The real Couscous is made of semolina and being cooked in a special steam metal pot. in order to be fluffy and tasty it should be cooked something like 2-3 time each time for 20 minutes. but it's VERY tasty. you can also make it with whole wheat semolina.
anyhow, it's tasty, and the Osem's couscous is better with fried onion :)
I think that's all :D
www.evilrona.com
view EvilRonA's profile
EvilRonA - wondered about that. This stuff doesn't strike me as couscous at all - far more dense than any I've known, with a chewier, mildly nutty flavor. I do, however, love it, and bought some that Trader Joe's regularly carries when they ran out of the "regular" kind that I normally buy. We never went back! I burnt it the first time, too (though just the bottom - I was able to salvage the portion that didn't stick to the bottom), so now I add the recommended amount of water but don't let it sit/simmer as long as it says to - I kind of babysit it, and check the pan after the first 5 minutes or so - usually takes about half the instructed time to absorb. Delicious under just about anything, and great alternative to rice!
view TheGoodBiGirl's profile
I found a place to get a whole wheat version:
http://tinyurl.com/8yq9mu
view Plaid Ninja's profile
I like Israeli cous cous but I don't think it is a good substitute at all for faro. Faro has a much more toothsome texture and as a whole grain, is much healthier. Kashi would make a better substitute.
view JudiAU's profile
I love this! I buy that exam same brand from Safeway--they keep it in the kosher section.
view OneWallKitchen's profile
Another Israeli chiming in...
My favorite way of making "Israeli Couscous" (aka ptitim) is to fry some onions in olive oil, add the (dry) couscous into the pot and fry (stirring constantly) for a few more minutes until they become sort of multicolored - just make sure to add the water/stock before they burn. As far as I remember it's 1 cup liquid to 1 cup couscous - and I usually just spice with salt and pepper to keep it simple. Then it's about 6 minutes of leaving it partially covered and poking at it once in a while to make sure it's not sticking, and then turning the heat off and letting it sit for at least another 5 minutes. Super fast and easy.
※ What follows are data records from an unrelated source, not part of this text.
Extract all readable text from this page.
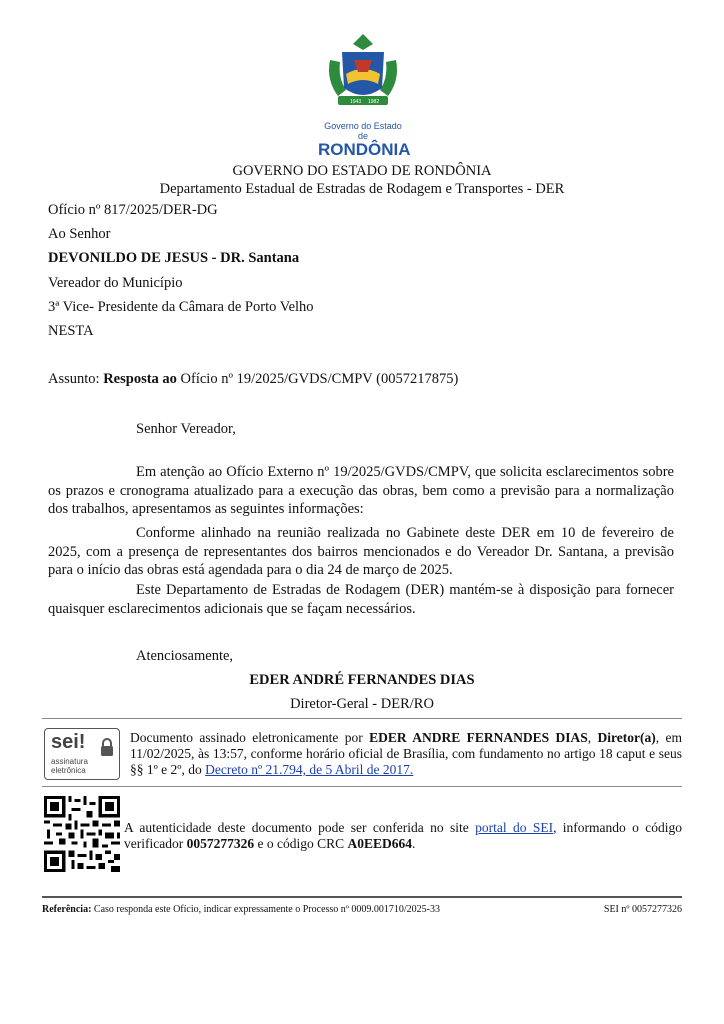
1943 1982
Governo do Estado de
RONDÔNIA
GOVERNO DO ESTADO DE RONDÔNIA
Departamento Estadual de Estradas de Rodagem e Transportes - DER
Ofício nº 817/2025/DER-DG
Ao Senhor
DEVONILDO DE JESUS - DR. Santana
Vereador do Município
3ª Vice- Presidente da Câmara de Porto Velho
NESTA
Assunto: Resposta ao Ofício nº 19/2025/GVDS/CMPV (0057217875)
Senhor Vereador,
Em atenção ao Ofício Externo nº 19/2025/GVDS/CMPV, que solicita esclarecimentos sobre os prazos e cronograma atualizado para a execução das obras, bem como a previsão para a normalização dos trabalhos, apresentamos as seguintes informações:
Conforme alinhado na reunião realizada no Gabinete deste DER em 10 de fevereiro de 2025, com a presença de representantes dos bairros mencionados e do Vereador Dr. Santana, a previsão para o início das obras está agendada para o dia 24 de março de 2025.
Este Departamento de Estradas de Rodagem (DER) mantém-se à disposição para fornecer quaisquer esclarecimentos adicionais que se façam necessários.
Atenciosamente,
EDER ANDRÉ FERNANDES DIAS
Diretor-Geral - DER/RO
sei!
assinatura
eletrônica
Documento assinado eletronicamente por EDER ANDRE FERNANDES DIAS, Diretor(a), em 11/02/2025, às 13:57, conforme horário oficial de Brasília, com fundamento no artigo 18 caput e seus §§ 1º e 2º, do Decreto nº 21.794, de 5 Abril de 2017.
A autenticidade deste documento pode ser conferida no site portal do SEI, informando o código verificador 0057277326 e o código CRC A0EED664.
Referência: Caso responda este Ofício, indicar expressamente o Processo nº 0009.001710/2025-33	SEI nº 0057277326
This pairs wonderfuly with my grandmother's recipe for green beans in onions and tomato sauce, or any other hearty veggie saucy goodness.
view yaaronet's profile
Yay. I have Israeli cousous and ground sumac, neither of which I've ever used. Now I know what to do with them.
view ah-ha's profile
I ADORE Trader Joe's Harvest Blend with Israeli Couscous. Like akostalas, I prefer to boil it like pasta in water and then drain. With the Harvest Blend, I whip up a dressing with tahini, lemon juice, olive oil, and herbs, and toss the grains with dressing and steamed veggies.
But also, Israeli couscous is perfect for a different version of the famous Italian dish that children eat--I forget the name, but basically pasta, butter, cheese, pepper. yum!